Toward Exoplanet Transit Spectroscopy Using JWST/MIRI’s Medium Resolution Spectrometer

Abstract

The Mid-Infrared Instrument Medium Resolution Spectrometer (the MRS) on JWST has potentially important advantages for transit and eclipse spectroscopy of exoplanets, including lack of saturation for bright host stars, wavelength span to longward of 20 µm, and JWST’s highest spectral resolving power. We here test the performance of the MRS for time series spectroscopy by observing the secondary eclipse of the bright stellar eclipsing binary R Canis Majoris. Our observations push the MRS into saturation at the shortest wavelength, more than for any currently known exoplanet system. We find strong charge migration between pixels that we mitigate using a custom data analysis pipeline. Our data analysis recovers much of the spatial charge migration by combining detector pixels at the group level, via weighting by the point-spread function. We achieve nearly photon-limited performance in time series data at wavelengths longward of 5.2 µm. In 2017, Snellen et al. suggested that the MRS could be used to detect carbon dioxide absorption from the atmosphere of the temperate planet orbiting Proxima Centauri.
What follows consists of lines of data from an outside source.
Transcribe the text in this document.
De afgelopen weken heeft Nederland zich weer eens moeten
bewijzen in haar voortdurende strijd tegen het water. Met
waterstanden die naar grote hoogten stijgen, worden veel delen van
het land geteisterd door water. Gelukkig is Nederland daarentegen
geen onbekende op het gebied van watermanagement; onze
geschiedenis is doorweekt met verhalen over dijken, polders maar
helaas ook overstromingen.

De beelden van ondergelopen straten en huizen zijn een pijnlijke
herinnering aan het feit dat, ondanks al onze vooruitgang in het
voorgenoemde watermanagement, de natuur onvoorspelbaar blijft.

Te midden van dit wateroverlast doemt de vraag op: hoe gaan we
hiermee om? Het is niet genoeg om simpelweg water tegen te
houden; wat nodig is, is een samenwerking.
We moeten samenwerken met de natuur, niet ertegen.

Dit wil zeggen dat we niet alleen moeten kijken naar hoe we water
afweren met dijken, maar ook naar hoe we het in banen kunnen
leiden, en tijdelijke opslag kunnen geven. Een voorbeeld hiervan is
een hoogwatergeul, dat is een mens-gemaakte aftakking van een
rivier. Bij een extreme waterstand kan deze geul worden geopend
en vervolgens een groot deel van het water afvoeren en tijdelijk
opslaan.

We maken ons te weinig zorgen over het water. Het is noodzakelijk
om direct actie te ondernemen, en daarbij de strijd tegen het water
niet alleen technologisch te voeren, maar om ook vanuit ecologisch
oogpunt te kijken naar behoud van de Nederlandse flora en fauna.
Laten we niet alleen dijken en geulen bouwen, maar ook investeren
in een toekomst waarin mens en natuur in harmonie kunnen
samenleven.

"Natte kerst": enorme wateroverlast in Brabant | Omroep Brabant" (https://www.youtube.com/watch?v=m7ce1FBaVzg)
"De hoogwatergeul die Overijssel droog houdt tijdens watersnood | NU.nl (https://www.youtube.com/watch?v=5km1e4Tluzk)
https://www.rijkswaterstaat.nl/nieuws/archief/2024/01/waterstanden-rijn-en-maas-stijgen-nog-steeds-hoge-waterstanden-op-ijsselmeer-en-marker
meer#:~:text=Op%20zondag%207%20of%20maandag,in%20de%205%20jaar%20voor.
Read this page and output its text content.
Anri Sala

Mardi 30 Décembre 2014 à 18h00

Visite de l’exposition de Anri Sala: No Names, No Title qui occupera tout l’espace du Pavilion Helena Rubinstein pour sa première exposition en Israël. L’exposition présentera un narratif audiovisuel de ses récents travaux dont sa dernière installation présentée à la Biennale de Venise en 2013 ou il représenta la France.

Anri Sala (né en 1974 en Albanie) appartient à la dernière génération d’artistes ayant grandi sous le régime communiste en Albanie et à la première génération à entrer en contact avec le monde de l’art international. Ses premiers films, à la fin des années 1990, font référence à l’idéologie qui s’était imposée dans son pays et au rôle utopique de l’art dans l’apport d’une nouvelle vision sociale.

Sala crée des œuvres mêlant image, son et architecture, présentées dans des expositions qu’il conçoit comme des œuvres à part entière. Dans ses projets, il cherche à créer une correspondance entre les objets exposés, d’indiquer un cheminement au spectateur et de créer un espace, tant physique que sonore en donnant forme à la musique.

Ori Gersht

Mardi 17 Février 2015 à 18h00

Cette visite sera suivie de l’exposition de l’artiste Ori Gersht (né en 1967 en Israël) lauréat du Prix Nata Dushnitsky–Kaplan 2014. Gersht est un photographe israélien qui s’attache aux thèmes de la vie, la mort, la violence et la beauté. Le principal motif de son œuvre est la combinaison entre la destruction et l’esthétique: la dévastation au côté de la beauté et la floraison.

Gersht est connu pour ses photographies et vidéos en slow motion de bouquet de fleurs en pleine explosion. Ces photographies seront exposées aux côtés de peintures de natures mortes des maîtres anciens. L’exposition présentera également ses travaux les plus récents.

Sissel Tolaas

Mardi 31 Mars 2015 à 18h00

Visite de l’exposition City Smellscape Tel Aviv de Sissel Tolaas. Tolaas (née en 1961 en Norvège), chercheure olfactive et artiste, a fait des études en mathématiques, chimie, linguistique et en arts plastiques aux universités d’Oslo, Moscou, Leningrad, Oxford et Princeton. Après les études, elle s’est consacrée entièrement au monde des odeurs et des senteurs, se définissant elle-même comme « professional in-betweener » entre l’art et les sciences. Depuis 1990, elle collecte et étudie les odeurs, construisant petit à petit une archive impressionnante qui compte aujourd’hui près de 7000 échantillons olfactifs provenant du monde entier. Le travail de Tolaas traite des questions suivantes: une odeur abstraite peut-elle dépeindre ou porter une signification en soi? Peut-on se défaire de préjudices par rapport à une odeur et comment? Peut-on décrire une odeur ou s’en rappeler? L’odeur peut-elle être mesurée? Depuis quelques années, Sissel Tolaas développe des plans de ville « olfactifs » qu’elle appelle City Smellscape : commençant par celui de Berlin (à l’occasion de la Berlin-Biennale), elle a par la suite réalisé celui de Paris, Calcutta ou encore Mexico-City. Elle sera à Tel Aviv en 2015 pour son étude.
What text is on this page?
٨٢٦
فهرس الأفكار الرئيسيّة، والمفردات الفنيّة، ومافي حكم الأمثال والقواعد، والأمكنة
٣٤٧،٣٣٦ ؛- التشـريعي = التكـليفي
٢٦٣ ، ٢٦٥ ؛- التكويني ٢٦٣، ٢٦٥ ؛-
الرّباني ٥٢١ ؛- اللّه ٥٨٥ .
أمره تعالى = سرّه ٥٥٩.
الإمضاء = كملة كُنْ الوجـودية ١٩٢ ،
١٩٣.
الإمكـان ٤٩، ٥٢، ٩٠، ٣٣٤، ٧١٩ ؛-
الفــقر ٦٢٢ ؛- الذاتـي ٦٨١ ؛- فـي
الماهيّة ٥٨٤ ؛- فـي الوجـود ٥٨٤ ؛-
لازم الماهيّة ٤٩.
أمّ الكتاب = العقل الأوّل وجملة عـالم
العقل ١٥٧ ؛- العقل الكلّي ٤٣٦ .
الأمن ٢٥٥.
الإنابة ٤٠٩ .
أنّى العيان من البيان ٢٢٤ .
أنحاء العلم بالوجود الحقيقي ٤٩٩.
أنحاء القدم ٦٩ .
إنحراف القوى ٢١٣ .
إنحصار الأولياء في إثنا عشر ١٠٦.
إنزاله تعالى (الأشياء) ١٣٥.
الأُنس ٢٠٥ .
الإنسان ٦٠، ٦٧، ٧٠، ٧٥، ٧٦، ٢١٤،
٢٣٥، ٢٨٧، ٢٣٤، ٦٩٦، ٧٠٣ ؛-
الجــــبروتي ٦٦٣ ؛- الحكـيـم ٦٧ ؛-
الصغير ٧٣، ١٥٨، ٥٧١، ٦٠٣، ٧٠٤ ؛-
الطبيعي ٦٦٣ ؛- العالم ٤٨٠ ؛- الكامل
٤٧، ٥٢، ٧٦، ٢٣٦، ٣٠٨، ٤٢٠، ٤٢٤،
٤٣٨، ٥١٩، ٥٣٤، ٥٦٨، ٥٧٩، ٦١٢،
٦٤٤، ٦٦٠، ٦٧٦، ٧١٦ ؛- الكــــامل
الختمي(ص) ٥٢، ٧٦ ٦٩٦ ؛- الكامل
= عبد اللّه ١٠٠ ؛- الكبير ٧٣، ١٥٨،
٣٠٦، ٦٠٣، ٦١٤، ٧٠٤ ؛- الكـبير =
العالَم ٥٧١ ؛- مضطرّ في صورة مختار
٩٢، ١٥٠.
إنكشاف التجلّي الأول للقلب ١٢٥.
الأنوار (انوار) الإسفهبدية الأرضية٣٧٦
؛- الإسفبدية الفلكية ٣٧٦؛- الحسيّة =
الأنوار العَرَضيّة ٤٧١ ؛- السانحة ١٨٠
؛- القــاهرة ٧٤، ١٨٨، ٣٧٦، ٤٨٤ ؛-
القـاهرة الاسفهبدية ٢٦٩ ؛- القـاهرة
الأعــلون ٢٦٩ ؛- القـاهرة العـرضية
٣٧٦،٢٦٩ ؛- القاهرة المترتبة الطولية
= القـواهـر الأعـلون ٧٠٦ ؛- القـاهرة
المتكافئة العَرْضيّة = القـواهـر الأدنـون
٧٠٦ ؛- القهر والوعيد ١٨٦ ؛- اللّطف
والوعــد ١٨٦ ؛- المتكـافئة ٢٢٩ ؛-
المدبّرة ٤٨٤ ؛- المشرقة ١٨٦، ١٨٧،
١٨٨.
We infer that the relative spectral response of the MRS versus wavelength is sufficiently stable to make that detection feasible. As regards the secondary eclipse of this Algol-type binary, we measure the eclipse depth by summing our spectra over the wavelengths in four channels, and also measuring the eclipse depth as observed by TESS. Those eclipse depths require a temperature for the secondary star that is significantly hotter than previous observations in the optical to near-IR, probably due to irradiation by the primary star. At full spectral resolution of the MRS, we find atomic hydrogen recombination emission lines in the secondary star, from principal quantum levels n = 7, 8, 10, and 14.